5. Execution: Clarify and Delegate
With the discovery, strategy, vision, and people in place, the next challenge is execution. This is the most important step in the journey, and it is also the most difficult. Execution has two key elements. First, everyone needs to be clear about who will do what, to avoid ambiguity about roles and responsibilities. Second, decision making needs to be moved closer to customers and consumers so that the people responsible for results have the operating freedom they need. Most organizations have a mistaken conviction that the leadership team has superior knowledge on every subject. This belief conditions managers to assume that success lies in pleasing the leadership team rather than in winning in the market.
Kraft Foods found that the organization had become such a complex matrix that accountability was fragmented across functions, markets, and business units, yet decision making had become highly centralized. Decisions such as product pricing were being made at corporate headquarters, which took longer and excluded the rich knowledge and context of local markets. Even such routine decisions as the pricing of coffee in Germany were made at the corporate headquarters in Northfield, Ill.! This was changed to give business leaders the freedom to make decisions that would allow them to compete effectively in their markets. The role of corporate headquarters was made more strategic and less operational. Certain decisions involving food safety and purchasing were still kept centralized because they had to be made on a large scale, as opposed to those that demanded intimacy with local consumers and customers. These changes have had a profound effect in making the organization more nimble.
To accelerate execution, we recommend a strong bias for action. Business leaders should demand a dramatic reduction in internal documents and meetings. In our experience, too many meetings and documents foster analysis paralysis, promote internal focus versus external focus, and emphasize the past over the future. Much of the documentation is generated to please senior management, with endless hours spent on “wordsmithing” and editing. For the most part, we suggest a “no PowerPoint” policy in presentations; meetings are often far more productive if they focus on discussion based on pre-reading. Numbers may help tell the story, but too often, we find that numbers become the story and the big picture gets lost.

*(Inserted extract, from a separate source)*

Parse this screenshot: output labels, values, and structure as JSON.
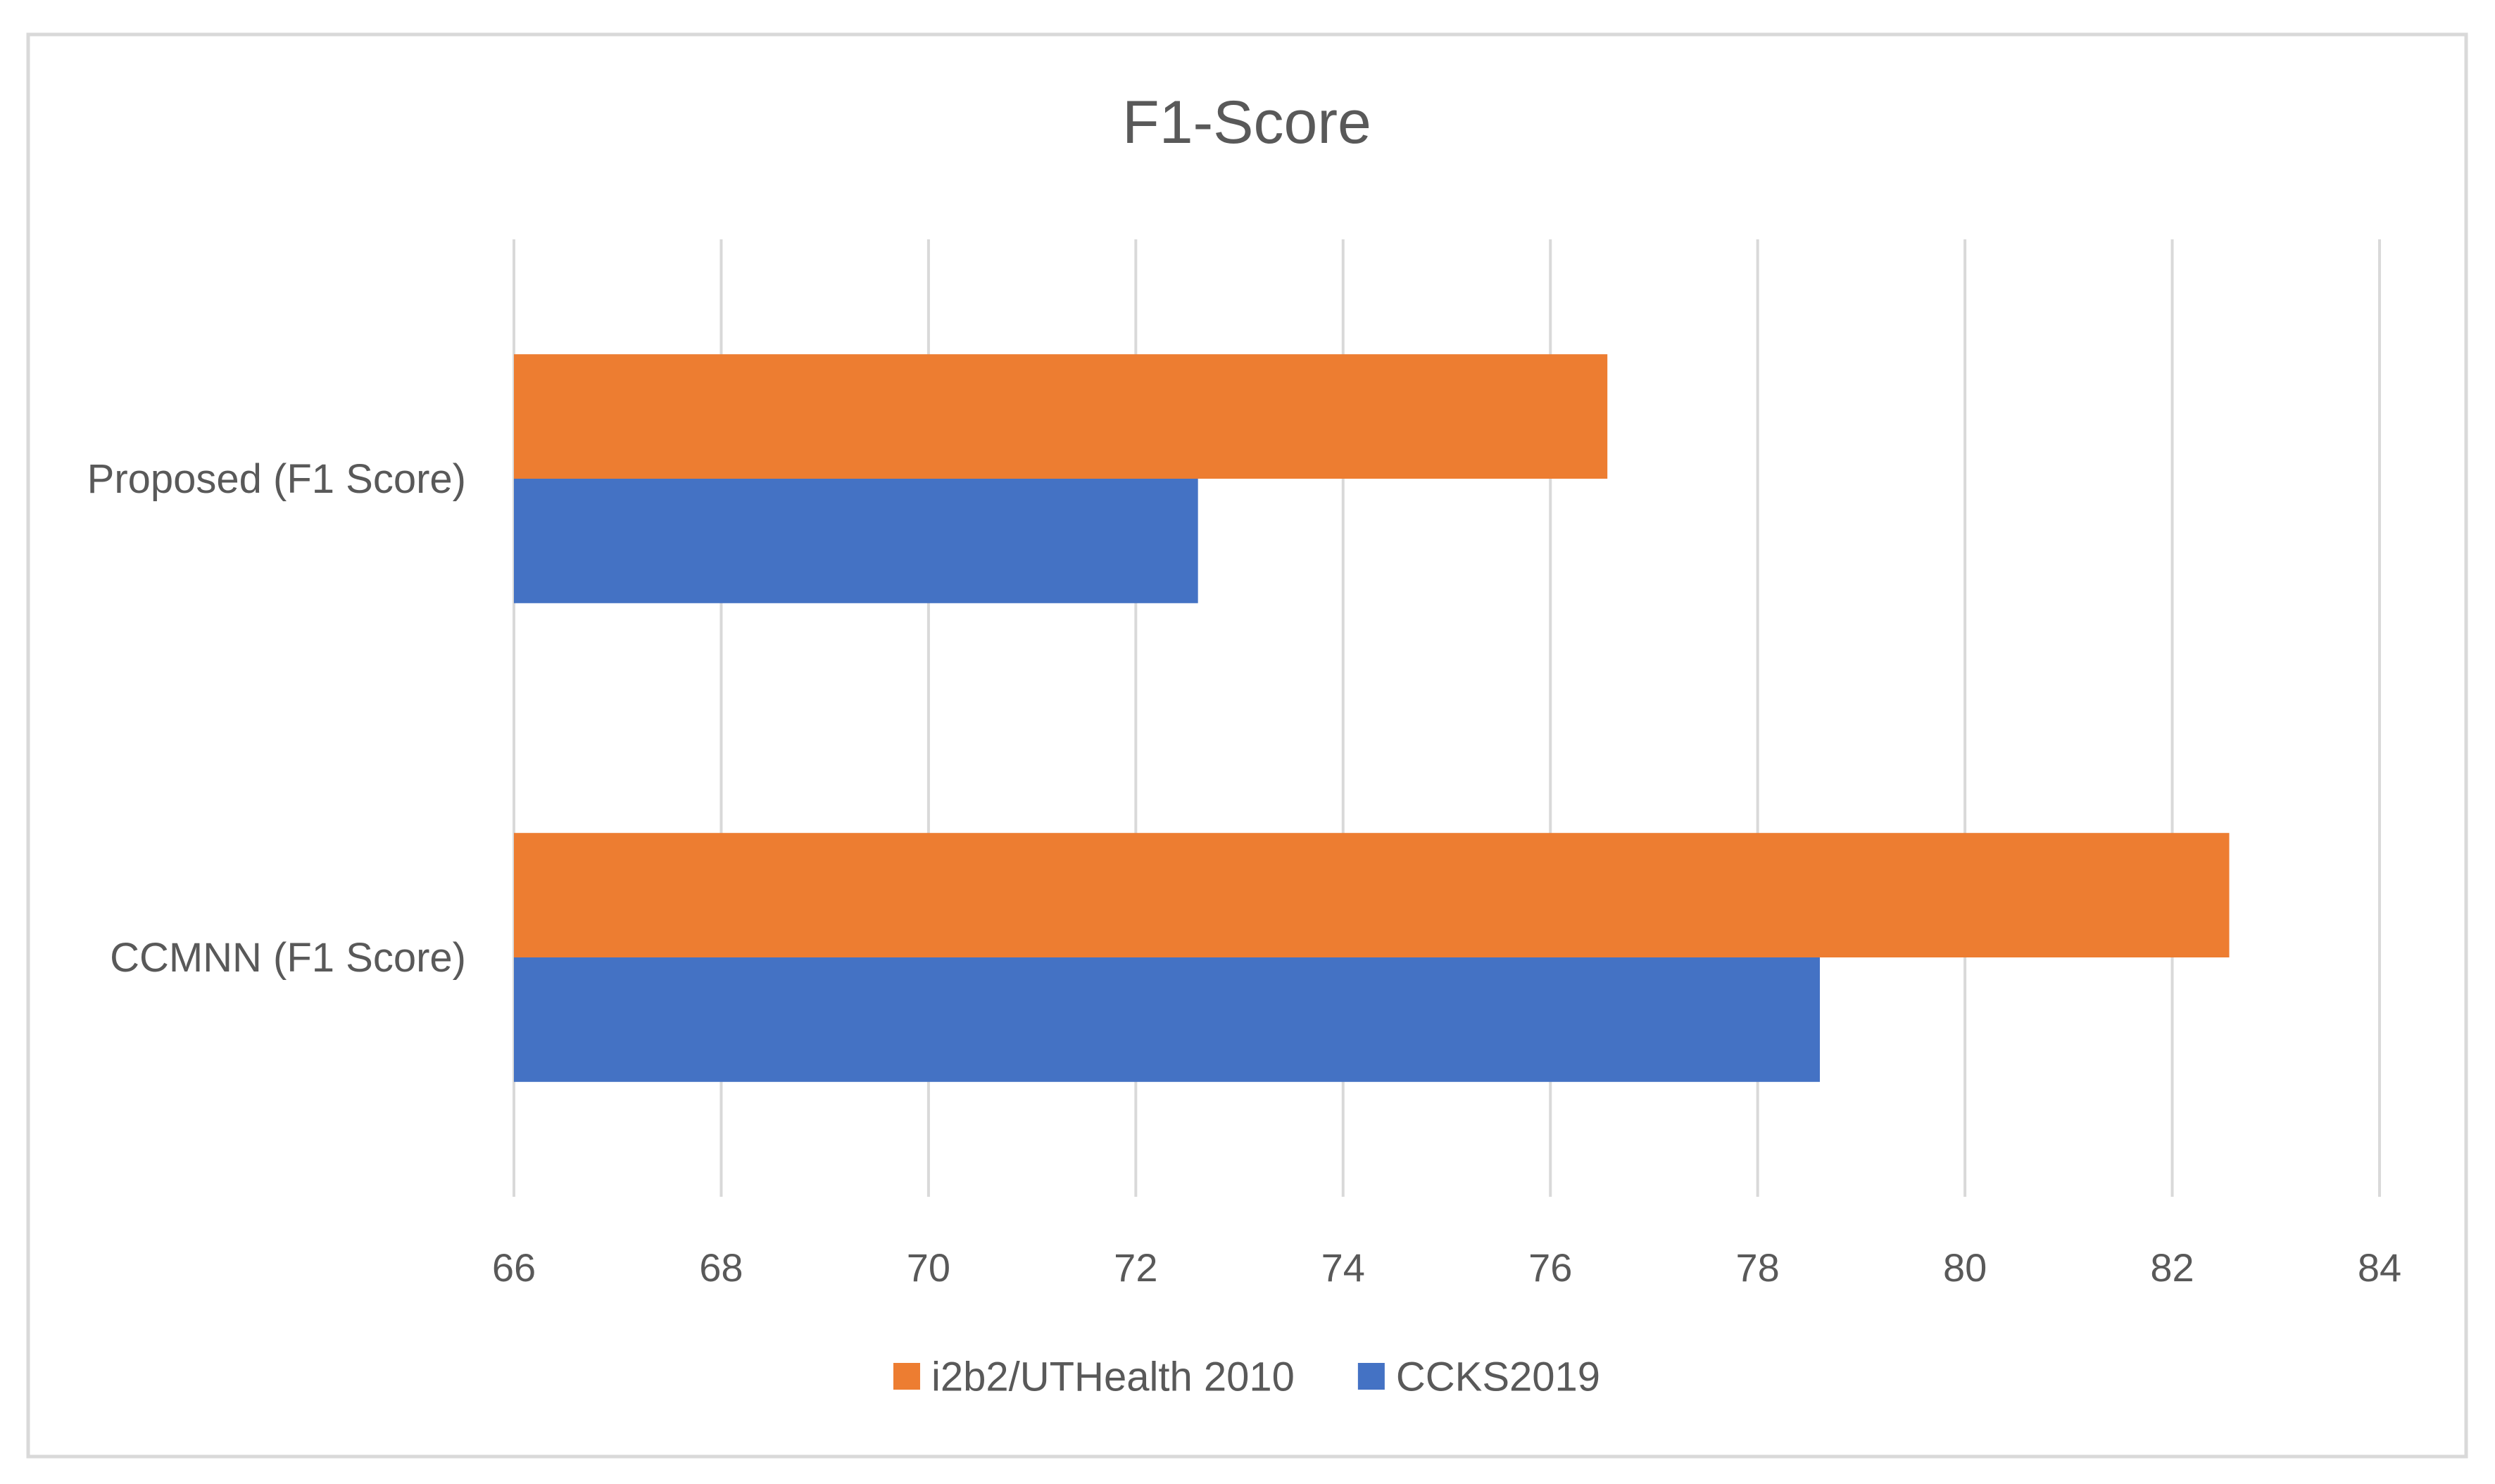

6. Organization: Build Collaborative Networks
Growth initiatives rarely fit within organizational silos of function, geography, and business unit. Rather, they need to be managed by creating communities and networks across the company, formal as well as informal. At Kraft Foods, certain networks, such as R&D, have always been strong. However, as business units were pushed to take P&L responsibility, it was important to set up collaborative networks to ensure that the best people with the best ideas were connected to leverage expertise and scale. Kraft Foods set up global category teams consisting of executives drawn from different functions and geographies to manage global brands, innovation, and supply chains across markets. Each team follows the approach that works best for its brand or category in terms of what needs to be done by whom, globally or locally.